L’Éducation privée au Liban va de mal en pis au fur et à mesure que la crise s’aggrave. Non seulement le secteur est affecté comme tous les autres secteurs économiques par la fuite des cerveaux et donc une perte de qualité, mais il doit être repensé pour conserver une certaine qualité qui fait sa réputation à l'international. Le corps professoral, qui était déjà en difficulté avant 2019, se vide de ses meilleurs éléments qui émigrent ou quittent cette vocation parce qu’elle ne leur permet plus de vivre convenablement. Les élèves sont donc formés et éduqués par un personnel moins professionnel, moins expérimenté et moins qualifié. Évidemment de bons profs sont toujours présents et continuent d’assumer leur mission avec le même dévouement, mais même le meilleur instructeur, dédié à sa vocation et à ses élèves, ne peut être complètement efficace s’il ne vit pas dignement et s’il n’est pas soutenu par son administration pour faire face aux conséquences de la crise que traverse le pays, s’accordent à dire plusieurs enseignants.

"Avant la crise de 2019, je prenais du plaisir à enseigner, même si l’environnement de travail pouvait être difficile. Je ne me posais aucune question sur mon avenir professionnel," explique à Ici Beyrouth un enseignant du secondaire d’un lycée laïc. "Mais aujourd’hui, je pense changer de carrière. Mon salaire ne vaut plus rien, les parents n’ont plus de quoi payer des cours particuliers et l’ambiance de travail est de plus en plus stressante", se plaint-il.

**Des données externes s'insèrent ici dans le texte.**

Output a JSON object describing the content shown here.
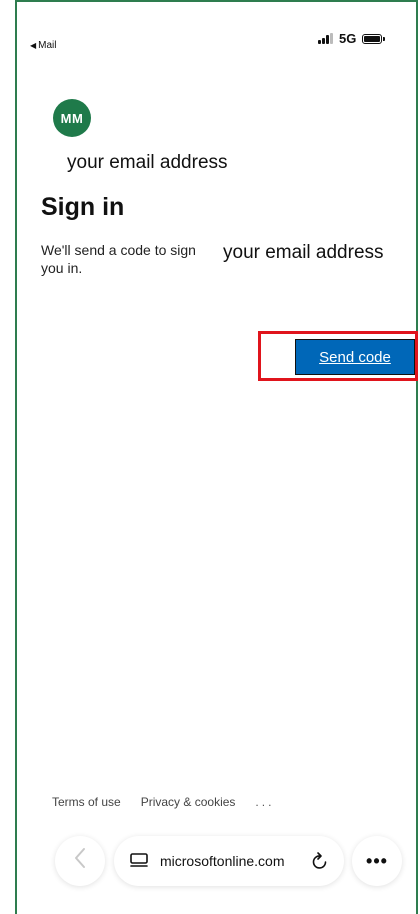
{
  "status_bar": {
    "back_app_label": "Mail",
    "network_label": "5G",
    "back_icon": "back-triangle-icon",
    "signal_icon": "signal-bars-icon",
    "battery_icon": "battery-icon"
  },
  "account": {
    "avatar_initials": "MM",
    "avatar_color": "#1f7a4a",
    "email_display": "your email address"
  },
  "signin": {
    "title": "Sign in",
    "description": "We'll send a code to sign you in.",
    "email_display": "your email address",
    "send_code_label": "Send code",
    "button_color": "#0067b8",
    "highlight_color": "#e0141c"
  },
  "footer": {
    "terms_label": "Terms of use",
    "privacy_label": "Privacy & cookies",
    "more_label": "..."
  },
  "browser": {
    "url": "microsoftonline.com",
    "menu_label": "•••",
    "back_icon": "chevron-left-icon",
    "tabs_icon": "tabs-icon",
    "reload_icon": "reload-icon"
  }
}
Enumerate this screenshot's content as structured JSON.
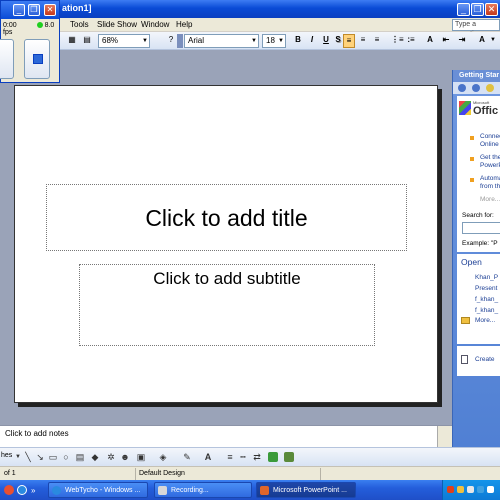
{
  "app": {
    "title_fragment": "ation1]",
    "colors": {
      "titlebar": "#0a4bd6",
      "taskpane": "#5b86d6",
      "accent_orange": "#f0a020"
    }
  },
  "recorder": {
    "time": "0:00",
    "fps": "8.0 fps"
  },
  "menu": {
    "items": [
      "Tools",
      "Slide Show",
      "Window",
      "Help"
    ],
    "help_placeholder": "Type a question"
  },
  "toolbar": {
    "zoom": "68%",
    "font_name": "Arial",
    "font_size": "18",
    "bold": "B",
    "italic": "I",
    "underline": "U",
    "shadow": "S",
    "font_color": "A"
  },
  "slide": {
    "title_placeholder": "Click to add title",
    "subtitle_placeholder": "Click to add subtitle"
  },
  "notes": {
    "placeholder": "Click to add notes"
  },
  "taskpane": {
    "header": "Getting Star",
    "office_logo": "Offic",
    "office_logo_small": "Microsoft",
    "links": [
      "Connec",
      "Online",
      "Get the",
      "PowerP",
      "Automa",
      "from th"
    ],
    "more": "More...",
    "search_label": "Search for:",
    "example": "Example: \"P",
    "open_title": "Open",
    "recent_files": [
      "Khan_P",
      "Present",
      "f_khan_",
      "f_khan_"
    ],
    "open_more": "More...",
    "create": "Create"
  },
  "drawbar": {
    "draw_label": "hes"
  },
  "status": {
    "slide": "of 1",
    "design": "Default Design"
  },
  "taskbar": {
    "items": [
      {
        "label": "WebTycho - Windows ...",
        "active": false
      },
      {
        "label": "Recording...",
        "active": false
      },
      {
        "label": "Microsoft PowerPoint ...",
        "active": true
      }
    ]
  }
}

Le modèle économique des établissements doit également être réétudié et comme toutes entreprises privées, des choix économiques doivent être pris. Les responsables de ces institutions, ainsi que les responsables politiques, doivent surtout tenir compte du fait que le but principal d’un établissement scolaire n’est pas seulement de monter une affaire rentable. Il faut des institutions viables à long terme qui se baseraient sur des projets éducatifs modernisés soutenus par des budgets transparents qui permettraient d’une part d’attirer des investissements institutionnels ou de particuliers, et qui d’autre part donneraient aux parents une idée claire sur la rentabilité des frais investis pour leurs enfants. L’objectif est de permettre aux jeunes d’être prêts pour vivre, ou du moins survivre dans ce pays.